The future of online video will be explored at a two-day event taking place June 19-20 at the NYU School of Law in Manhattan. The “Open Video Conference” is sponsored by Yale Law School’s Information Society Project (ISP), the Participatory Culture Foundation, and Kaltura, in partnership with Mozilla, Creative Commons, and the Berkman Center for Internet and Society at Harvard.

The conference brings together video creators, entrepreneurs, academics, policymakers, and others to share their insights on open video and ensure that the medium continues to develop characteristics of openness, interoperability, and decentralization. Participants will also examine the challenges that keep online video from reaching its full potential.

“Internet video can flourish as a central front of Internet innovation, creativity, and political expression only if based upon the open infrastructures that have been the hallmark of the Internet,” said Yale ISP Executive Director Laura DeNardis. “Changing these Internet principles now will slowly strangulate innovation and restrict online expression.”

“The Open Video Conference is also about the legal and social norms surrounding online video,” said Dean Jansen of the Participatory Culture Foundation. “It’s about giving creators the ability to specify the rights they reserve to their content. It’s about fair use of copyrighted works. It’s about a lot of things, which is why this conference is guaranteed to stimulate.”

Speakers will include Harvard professor Yochai Benkler, co-director of the Berkman Center for Internet and Society; best-selling author Clay Shirky, who teaches at NYU’s graduate Interactive Telecommunications Program; and filmmaker Nina Paley, whose self-produced film, “Sita Sings the Blues,” highlights the creative potential of small, self-distributing producers.

In addition to lectures and workshops, screenings of video art, and demonstrations of the newest Internet video technology, the event will serve as the inauguration of the Open Video Alliance, an umbrella coalition dedicated to furthering best practices in online video.

The conference is open to the public. The registration fee is $20 for students; $50 for non-profits and the general public; and $100 for corporate affiliates. Full details and online registration are available on the conference website.

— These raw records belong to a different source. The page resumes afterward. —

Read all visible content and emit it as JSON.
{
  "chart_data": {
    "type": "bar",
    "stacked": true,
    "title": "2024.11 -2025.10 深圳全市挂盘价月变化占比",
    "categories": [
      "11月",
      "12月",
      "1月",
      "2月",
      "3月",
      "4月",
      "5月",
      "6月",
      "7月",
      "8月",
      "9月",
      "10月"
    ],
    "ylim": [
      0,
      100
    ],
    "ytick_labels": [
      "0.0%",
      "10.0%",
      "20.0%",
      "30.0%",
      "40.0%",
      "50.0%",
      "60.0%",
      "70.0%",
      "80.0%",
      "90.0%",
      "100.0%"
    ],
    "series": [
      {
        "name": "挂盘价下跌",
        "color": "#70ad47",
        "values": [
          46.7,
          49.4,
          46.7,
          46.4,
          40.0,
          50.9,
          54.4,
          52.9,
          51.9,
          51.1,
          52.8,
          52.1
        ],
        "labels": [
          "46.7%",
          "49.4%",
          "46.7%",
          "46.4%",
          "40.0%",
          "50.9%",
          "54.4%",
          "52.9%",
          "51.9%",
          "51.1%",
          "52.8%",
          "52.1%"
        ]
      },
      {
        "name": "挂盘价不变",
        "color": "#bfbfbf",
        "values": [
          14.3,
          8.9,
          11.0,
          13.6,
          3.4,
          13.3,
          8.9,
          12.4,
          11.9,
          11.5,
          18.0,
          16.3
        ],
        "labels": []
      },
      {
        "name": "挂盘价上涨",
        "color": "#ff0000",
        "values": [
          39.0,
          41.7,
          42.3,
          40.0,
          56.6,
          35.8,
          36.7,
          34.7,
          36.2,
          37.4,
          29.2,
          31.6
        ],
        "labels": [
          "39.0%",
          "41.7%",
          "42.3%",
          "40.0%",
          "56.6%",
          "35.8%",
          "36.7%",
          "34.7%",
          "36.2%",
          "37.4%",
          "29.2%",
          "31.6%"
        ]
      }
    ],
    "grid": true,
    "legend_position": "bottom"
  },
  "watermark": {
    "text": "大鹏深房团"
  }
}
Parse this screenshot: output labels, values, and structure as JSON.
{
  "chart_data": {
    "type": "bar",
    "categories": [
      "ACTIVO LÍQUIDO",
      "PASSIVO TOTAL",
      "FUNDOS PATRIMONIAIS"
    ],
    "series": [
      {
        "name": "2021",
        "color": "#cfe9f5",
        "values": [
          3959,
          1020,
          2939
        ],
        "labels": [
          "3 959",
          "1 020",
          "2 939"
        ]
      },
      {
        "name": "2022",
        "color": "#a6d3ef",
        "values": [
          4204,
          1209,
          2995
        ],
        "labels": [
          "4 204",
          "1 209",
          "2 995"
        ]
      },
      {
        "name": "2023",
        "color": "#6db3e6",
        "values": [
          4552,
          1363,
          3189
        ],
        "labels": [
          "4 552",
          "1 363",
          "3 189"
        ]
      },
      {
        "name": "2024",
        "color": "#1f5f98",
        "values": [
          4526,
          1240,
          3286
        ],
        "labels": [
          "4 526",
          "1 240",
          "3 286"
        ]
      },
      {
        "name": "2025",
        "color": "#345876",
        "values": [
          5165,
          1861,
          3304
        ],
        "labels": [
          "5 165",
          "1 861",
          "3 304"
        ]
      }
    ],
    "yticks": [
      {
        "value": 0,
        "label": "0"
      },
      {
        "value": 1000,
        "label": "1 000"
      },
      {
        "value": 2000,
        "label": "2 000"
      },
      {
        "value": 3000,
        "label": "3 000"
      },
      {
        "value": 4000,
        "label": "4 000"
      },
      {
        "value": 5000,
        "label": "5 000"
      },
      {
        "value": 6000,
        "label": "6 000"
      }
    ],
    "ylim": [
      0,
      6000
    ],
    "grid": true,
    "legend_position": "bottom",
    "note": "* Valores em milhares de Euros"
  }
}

The Information Society Project at Yale Law School, founded in 1997 by Professor Jack Balkin, has a well-developed research program on Internet video. On March 7, the group hosted an Internet Video Innovation roundtable that brought together leading thinkers from industry and academia to help lay out the key issues and recommend solutions. The gathering was made possible by a generous grant from the Kauffman Foundation. The Yale ISP is also a founding member of the “Open Video Alliance” and hosted a gathering of this group at Yale Law School in October 2008.